Propos sur le christianisme
XXII
LE CATÉCHISME
L’Église en son admirable tentative d’universelle réconciliation, se fondait sur cette idée que les hommes, si différents qu’ils soient par l’aspect, la force, les aptitudes, et encore divisés par les passions et les intérêts, ont en commun l’Esprit, qui est justement ce qu’il y a de plus éminent en chacun d’eux, et qui soutient et porte tout le reste. Cette idée de l’Humanité Réelle n’était pas inconnue aux grands Anciens ; elle est impliquée dans Platon, explicite dans Marc-Aurèle. Mais enfin c’est l’Église qui a tenté pour la première fois sur cette Planète d’enseigner la Fraternité selon la Fraternité même, c’est-à-dire à tous, sans considérer la puissance, la richesse ou les aptitudes. Le Catéchisme est le premier essai de l’École universelle. Et quoiqu’elle parlât par figures, la doctrine était émouvante et persuasive par l’idée qui y était cachée, qui n’est autre que l’idée de l’Esprit Humain. Nos mœurs sont encore, et heureusement pénétrées et vivifiées de ce puissant système auquel nous devons la dignité de la femme, l’esprit chevaleresque, et l’idée d’un Pouvoir Spirituel au-dessus des rois et des nations.
Mais, comme dit Auguste Comte, ce système, d’inspiration droite, et qui poussa assez loin l’organisation de l’immense famille humaine, a manqué par le haut.

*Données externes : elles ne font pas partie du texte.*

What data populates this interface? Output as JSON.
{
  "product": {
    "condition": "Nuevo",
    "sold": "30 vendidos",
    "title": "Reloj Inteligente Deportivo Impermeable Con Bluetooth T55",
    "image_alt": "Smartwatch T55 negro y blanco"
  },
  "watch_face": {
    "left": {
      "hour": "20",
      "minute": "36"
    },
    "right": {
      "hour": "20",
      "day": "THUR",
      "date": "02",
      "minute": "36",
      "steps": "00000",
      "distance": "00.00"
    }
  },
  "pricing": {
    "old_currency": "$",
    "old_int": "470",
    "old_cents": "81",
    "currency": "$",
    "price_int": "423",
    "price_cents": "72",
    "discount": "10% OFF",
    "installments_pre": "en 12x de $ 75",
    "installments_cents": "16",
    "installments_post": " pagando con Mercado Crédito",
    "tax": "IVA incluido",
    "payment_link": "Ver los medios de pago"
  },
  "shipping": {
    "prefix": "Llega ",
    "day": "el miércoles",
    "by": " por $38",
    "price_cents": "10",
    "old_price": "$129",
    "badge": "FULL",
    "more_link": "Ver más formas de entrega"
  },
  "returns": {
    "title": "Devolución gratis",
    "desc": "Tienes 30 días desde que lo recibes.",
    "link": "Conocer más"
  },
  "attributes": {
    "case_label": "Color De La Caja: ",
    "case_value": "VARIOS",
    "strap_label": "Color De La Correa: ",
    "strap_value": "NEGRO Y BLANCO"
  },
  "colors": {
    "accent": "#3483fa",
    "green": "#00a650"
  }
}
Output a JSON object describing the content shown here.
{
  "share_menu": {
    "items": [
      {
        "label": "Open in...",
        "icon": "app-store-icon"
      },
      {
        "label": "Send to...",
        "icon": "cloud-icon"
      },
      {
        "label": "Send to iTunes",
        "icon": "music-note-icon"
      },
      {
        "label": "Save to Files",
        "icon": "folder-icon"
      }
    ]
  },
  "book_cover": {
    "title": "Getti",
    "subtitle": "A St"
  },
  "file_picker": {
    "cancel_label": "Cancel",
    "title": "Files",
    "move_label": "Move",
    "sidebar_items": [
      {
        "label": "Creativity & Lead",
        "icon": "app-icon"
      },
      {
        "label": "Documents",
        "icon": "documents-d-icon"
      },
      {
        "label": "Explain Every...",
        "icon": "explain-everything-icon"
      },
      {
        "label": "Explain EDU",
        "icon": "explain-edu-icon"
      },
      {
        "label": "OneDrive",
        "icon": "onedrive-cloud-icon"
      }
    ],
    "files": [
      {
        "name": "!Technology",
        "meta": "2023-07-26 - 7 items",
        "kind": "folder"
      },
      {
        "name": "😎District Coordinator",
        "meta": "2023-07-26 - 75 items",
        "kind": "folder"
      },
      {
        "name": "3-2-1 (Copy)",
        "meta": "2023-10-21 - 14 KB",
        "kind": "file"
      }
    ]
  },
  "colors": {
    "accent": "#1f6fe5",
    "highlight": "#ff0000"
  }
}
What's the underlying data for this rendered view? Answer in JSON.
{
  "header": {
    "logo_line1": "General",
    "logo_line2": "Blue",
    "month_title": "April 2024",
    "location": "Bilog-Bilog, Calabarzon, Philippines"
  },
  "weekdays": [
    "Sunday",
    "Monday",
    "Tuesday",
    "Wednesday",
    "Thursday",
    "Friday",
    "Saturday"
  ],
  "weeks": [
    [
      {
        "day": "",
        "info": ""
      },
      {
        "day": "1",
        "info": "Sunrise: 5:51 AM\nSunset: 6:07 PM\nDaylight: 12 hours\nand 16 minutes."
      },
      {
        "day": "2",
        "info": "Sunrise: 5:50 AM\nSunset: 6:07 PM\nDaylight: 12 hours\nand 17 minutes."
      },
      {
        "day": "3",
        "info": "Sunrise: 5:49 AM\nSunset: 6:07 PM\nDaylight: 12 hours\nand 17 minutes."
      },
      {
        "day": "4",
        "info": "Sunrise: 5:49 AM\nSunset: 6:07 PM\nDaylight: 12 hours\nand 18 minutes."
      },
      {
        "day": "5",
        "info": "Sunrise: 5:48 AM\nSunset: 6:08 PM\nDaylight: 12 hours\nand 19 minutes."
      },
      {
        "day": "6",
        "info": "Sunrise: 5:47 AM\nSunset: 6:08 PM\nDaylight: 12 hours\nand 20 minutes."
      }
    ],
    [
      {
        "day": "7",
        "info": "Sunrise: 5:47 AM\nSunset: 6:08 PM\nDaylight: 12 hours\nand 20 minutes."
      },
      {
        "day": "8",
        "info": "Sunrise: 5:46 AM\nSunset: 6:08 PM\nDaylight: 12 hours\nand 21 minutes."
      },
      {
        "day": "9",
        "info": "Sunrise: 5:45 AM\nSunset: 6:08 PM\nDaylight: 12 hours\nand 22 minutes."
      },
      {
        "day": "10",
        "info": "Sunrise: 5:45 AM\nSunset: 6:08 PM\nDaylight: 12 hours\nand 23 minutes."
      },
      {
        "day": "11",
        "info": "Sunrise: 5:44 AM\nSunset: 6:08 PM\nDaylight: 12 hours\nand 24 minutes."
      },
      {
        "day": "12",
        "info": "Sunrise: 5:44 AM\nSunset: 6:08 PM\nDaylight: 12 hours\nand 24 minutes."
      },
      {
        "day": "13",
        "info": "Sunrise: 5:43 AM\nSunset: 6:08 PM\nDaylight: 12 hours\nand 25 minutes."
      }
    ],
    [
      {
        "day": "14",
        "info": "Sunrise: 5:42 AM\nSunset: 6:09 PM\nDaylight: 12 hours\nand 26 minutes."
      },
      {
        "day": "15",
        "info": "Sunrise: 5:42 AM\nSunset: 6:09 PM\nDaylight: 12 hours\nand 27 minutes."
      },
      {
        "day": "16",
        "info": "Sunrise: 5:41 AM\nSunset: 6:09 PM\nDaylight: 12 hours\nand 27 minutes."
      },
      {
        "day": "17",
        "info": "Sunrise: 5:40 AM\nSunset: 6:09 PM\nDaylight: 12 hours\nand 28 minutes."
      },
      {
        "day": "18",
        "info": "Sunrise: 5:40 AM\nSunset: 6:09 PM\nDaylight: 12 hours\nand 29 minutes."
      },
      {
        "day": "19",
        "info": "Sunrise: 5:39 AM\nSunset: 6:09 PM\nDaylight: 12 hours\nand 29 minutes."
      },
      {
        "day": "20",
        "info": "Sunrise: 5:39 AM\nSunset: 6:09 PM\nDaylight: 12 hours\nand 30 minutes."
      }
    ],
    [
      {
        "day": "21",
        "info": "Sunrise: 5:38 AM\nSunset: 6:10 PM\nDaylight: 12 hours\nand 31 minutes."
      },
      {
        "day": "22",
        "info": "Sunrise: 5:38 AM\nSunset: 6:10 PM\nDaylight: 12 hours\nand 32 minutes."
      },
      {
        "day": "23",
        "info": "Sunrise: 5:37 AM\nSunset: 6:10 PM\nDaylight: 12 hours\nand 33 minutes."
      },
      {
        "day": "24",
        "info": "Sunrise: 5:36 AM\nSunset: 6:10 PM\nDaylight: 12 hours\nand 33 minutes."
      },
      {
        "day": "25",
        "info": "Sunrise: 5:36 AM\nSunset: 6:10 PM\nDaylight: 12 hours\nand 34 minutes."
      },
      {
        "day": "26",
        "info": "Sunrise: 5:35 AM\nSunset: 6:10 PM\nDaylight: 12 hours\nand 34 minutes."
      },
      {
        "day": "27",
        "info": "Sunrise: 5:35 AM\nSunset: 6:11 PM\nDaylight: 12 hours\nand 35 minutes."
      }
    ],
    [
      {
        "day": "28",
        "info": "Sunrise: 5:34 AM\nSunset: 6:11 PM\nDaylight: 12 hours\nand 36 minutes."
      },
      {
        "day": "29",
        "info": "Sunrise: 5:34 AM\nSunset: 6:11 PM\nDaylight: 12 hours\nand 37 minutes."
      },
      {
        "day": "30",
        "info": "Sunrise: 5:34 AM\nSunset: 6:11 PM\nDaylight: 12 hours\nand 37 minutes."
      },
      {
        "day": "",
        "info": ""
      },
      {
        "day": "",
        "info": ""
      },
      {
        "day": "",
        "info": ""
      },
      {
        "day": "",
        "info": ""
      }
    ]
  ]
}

Il est bon de sentir en soi la communauté humaine ; mais il faut encore pouvoir l’éprouver par le doute et l’investigation. Faute d’une doctrine démontrable, l’Église était menacée de deux côtés ; d’un côté par tous les genres d’inspirés et d’énergumènes, qui devaient proposer et ont proposé en effet des croyances tout aussi arbitraires et tout aussi peu vraisemblables que les détails du dogme, surtout pris à la lettre. Et d’un autre côté l’élite même des penseurs, des organisateurs, des instituteurs, dont l’Église ne pouvait se passer, devait frapper, sonder, éprouver la doctrine, d’après ce sentiment de l’Universel qui les portait énergiquement à la recherche des preuves. Ainsi la grande idée de l’Église devait périr faute de contenu.
C’est la Science Positive qui a institué le contenu et la preuve de l’Idée Catholique. Car il est vrai que les hommes s’accordent par le dedans, et en quelque sorte en puissance ; mais c’est la démonstration qui les accorde réellement, par le double moyen de la théorie et de l’expérience. Et il n’est point nécessaire qu’un homme sache tout et comprenne tout ; il suffit qu’il sache et comprenne bien une seule chose pour qu’il se sente en cela le frère et le semblable de tous ceux qui savent et comprennent. Par exemple, pour une éclipse, ils peuvent tous suivre, à l’heure fixée, le passage de la lune sur le soleil ; cette prédiction qui s’accomplit, c’est le miracle de l’esprit. Mais, sans pénétrer jusqu’aux détails la théorie de l’éclipse, ils peuvent encore se faire une idée suffisante des raisonnements et calculs qui permettent de prévoir la durée de l’éclipse, l’heure et le lieu où elle sera visible. Qu’ils remarquent seulement le tour de la lune d’Ouest en Est parmi les étoiles ; qu’ils le comparent au tour que fait le Soleil dans le même sens, mais en un an ; ils comprendront déjà que la lune rattrape et dépasse le soleil, et qu’ainsi l’éclipse commence par l’ouest. Comparant aussi les deux vitesses, qui diffèrent l’une de l’autre en gros comme le mois et l’année, ils calculeront la durée d’une éclipse sans erreur grossière, assez pour éprouver en eux-mêmes et éveiller en eux-mêmes cette puissance de penser qui a déjà effacé de ce monde la terreur, la fureur et les querelles que l’éclipse traînait dans son ombre, et qui effacera bien d’autres terreurs, fureurs et querelles, à mesure que les hommes prendront le goût de penser. Ainsi je suivais l’Idée, en marchant sur des ombres en forme de faucilles, pendant que les hommes, les uns à travers un verre noirci, les autres dans le reflet des eaux, regardaient l’Image. L’Esprit de Platon était avec nous.